By Investors Hub
Asian stocks recovered from nearly two-week lows on Tuesday even as underlying sentiment remained cautious amid renewed concerns over U.S. interest rate hikes and ahead of a potential meeting in Beijing between officials from the world’s two largest economies.
Chinese stocks rose the most in two months after a top decision-making body of the ruling Communist Party said the country would strive hard to achieve this year’s economic targets in the face of rising global trade tensions.
The benchmark Shanghai Composite Index jumped 60.59 points or 2 percent to close at 3,128.60, while Hong Kong’s Hang Seng Index surged up 381.84 points or 1.3 percent to 30,636.24.
Japanese shares rose sharply as a weaker yen on the back of increasing bond yields in the U.S. helped lift exporters. The Nikkei 225 Index advanced 190.08 points or 0.6 percent to 22,278.12, and the broader Topix Index rallied 18.96 points or 1.1 percent to finish at 1,769.75.
Honda Motor, Toyota and Panasonic climbed around 2 percent, while lender Mitsubishi UFJ Financial rallied 2.5 percent and Sumitomo Mitsui Financial jumped 2 percent.
Australian shares rose, led by banks after data showed consumer prices stayed soft last quarter. Consumer prices in Australia were up 0.4 percent sequentially in the first quarter of 2018, the Australian Bureau of Statistics said.

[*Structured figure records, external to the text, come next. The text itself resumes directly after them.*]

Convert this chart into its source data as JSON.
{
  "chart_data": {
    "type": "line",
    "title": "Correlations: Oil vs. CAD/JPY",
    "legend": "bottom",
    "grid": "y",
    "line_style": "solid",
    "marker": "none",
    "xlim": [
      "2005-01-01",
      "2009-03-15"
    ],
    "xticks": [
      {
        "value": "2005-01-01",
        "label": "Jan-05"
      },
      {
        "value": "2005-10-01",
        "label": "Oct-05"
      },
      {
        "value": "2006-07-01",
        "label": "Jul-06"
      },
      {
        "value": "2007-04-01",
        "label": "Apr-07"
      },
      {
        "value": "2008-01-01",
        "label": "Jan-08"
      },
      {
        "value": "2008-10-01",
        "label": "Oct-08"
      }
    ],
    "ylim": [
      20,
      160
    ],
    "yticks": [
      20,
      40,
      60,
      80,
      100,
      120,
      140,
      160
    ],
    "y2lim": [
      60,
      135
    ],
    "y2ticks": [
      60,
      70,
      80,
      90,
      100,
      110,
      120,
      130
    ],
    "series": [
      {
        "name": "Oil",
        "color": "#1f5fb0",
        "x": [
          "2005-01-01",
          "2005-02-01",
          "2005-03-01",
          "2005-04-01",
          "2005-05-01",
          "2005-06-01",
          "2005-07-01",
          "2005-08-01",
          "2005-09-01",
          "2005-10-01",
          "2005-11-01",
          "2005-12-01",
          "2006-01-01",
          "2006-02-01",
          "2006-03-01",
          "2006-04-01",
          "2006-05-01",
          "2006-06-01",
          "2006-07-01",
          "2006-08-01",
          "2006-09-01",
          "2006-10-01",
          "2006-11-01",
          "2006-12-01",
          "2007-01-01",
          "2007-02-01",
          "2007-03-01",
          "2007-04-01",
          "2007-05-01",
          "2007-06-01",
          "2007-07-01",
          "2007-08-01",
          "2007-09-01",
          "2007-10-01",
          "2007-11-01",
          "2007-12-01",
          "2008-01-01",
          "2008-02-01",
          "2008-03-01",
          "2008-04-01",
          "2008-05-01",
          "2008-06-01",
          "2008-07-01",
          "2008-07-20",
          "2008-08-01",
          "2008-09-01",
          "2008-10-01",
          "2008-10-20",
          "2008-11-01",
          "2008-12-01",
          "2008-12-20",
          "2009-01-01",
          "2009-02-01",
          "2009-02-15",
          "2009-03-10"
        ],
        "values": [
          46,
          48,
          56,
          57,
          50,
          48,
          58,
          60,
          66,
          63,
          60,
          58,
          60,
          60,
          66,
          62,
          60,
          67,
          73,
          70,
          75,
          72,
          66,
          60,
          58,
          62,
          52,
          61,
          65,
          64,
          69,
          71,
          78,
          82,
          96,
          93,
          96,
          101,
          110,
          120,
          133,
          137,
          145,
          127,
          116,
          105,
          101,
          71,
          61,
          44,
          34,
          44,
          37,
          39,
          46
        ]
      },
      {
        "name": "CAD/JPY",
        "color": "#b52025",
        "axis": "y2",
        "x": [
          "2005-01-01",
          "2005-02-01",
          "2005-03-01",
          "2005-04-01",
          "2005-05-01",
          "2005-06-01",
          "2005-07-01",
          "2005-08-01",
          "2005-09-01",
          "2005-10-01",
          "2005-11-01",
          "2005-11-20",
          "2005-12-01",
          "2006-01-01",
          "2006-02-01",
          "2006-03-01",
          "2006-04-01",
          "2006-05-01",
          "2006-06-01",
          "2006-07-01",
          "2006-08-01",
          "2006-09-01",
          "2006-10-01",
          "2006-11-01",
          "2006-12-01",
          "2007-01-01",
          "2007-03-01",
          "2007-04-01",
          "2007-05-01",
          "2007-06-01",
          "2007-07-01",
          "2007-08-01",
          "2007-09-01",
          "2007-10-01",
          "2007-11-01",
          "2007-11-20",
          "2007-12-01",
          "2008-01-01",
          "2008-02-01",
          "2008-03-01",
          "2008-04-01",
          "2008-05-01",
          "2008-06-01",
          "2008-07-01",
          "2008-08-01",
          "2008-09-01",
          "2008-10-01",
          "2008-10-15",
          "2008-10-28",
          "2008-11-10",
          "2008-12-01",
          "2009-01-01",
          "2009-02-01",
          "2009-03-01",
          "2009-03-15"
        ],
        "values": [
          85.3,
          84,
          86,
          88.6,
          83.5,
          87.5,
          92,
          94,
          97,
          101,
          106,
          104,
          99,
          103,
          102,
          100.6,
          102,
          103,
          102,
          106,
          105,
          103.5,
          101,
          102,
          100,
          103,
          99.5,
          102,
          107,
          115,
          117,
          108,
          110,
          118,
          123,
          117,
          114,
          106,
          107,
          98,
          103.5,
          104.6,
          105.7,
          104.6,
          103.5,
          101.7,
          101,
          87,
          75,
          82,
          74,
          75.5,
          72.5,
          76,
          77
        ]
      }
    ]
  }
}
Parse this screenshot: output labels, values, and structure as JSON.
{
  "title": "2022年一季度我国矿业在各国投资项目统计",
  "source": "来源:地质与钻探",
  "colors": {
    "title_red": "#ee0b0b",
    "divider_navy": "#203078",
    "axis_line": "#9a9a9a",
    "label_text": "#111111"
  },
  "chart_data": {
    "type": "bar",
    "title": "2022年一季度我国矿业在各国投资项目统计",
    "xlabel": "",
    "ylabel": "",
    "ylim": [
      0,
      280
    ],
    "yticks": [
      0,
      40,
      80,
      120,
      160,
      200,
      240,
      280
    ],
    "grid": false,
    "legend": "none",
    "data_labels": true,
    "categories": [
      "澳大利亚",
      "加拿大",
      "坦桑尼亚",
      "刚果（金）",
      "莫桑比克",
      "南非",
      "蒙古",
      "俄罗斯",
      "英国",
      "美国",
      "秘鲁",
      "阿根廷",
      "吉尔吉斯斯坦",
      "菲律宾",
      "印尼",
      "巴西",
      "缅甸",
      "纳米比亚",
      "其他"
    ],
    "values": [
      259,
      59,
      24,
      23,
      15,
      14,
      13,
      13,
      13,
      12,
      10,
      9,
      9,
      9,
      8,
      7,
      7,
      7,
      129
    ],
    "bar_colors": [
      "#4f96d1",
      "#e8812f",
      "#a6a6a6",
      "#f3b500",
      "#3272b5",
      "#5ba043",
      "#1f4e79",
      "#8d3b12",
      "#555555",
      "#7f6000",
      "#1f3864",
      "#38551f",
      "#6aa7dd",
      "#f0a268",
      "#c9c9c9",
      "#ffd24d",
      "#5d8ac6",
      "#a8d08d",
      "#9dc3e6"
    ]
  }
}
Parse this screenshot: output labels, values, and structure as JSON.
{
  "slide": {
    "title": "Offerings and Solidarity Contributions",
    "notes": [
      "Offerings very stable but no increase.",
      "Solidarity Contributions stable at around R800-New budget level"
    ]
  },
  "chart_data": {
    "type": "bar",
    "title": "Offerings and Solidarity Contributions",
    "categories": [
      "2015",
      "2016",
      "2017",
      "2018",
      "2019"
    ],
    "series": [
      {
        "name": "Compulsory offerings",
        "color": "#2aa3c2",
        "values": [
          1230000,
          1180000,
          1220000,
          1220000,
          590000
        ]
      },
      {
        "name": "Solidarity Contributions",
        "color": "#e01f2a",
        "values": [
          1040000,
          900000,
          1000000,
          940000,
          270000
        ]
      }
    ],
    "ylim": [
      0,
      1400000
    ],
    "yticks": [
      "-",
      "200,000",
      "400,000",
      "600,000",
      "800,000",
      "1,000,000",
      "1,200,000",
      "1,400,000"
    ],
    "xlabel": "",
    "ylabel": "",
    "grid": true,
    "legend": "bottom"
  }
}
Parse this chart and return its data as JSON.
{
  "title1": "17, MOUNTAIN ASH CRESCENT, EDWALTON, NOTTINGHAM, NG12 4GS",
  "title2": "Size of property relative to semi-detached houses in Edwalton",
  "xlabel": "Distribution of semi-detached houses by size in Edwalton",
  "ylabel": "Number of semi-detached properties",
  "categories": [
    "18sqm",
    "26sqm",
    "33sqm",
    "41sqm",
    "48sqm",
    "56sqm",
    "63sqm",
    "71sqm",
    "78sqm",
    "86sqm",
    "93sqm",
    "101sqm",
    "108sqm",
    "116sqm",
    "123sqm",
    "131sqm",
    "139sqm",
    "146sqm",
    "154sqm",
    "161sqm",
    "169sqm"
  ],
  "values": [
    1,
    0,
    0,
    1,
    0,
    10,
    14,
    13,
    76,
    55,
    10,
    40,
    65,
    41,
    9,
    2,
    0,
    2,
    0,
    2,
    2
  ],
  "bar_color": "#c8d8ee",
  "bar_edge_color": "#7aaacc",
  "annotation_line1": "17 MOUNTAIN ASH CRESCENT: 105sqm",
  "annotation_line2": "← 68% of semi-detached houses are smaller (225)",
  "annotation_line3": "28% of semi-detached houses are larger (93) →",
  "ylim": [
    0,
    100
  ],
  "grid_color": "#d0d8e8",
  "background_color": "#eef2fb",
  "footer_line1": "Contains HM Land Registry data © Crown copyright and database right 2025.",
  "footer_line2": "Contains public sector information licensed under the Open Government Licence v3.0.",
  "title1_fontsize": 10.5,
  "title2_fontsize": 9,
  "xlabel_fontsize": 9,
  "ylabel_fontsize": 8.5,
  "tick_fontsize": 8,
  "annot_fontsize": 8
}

That was shy of expectations for 0.5 percent and down from 0.6 percent in the three months prior.
Separately, a weekly survey compiled by ANZ Bank and Roy Morgan Research showed that Australian consumer confidence improved for the second straight time during the week ended April 22nd.
The benchmark S&P/ASX 200 Index climbed 35.60 points or 0.6 percent to 5,921.60 while the broader All Ordinaries Index rose 33.40 points or 0.6 percent to 6,009.40.
The big four banks rose between 0.7 percent and 1.1 percent as the focus of the Royal Commission inquiry shifted away from the banks to a particular fund manager.
Meanwhile, mining stocks fell on an extended slide in aluminum prices. Fortescue Metals Group declined 2.4 percent, Rio Tinto shed 2.6 percent and South32 plunged 9.6 percent. Wealth manager AMP fell 2.6 percent to extend recent heavy losses.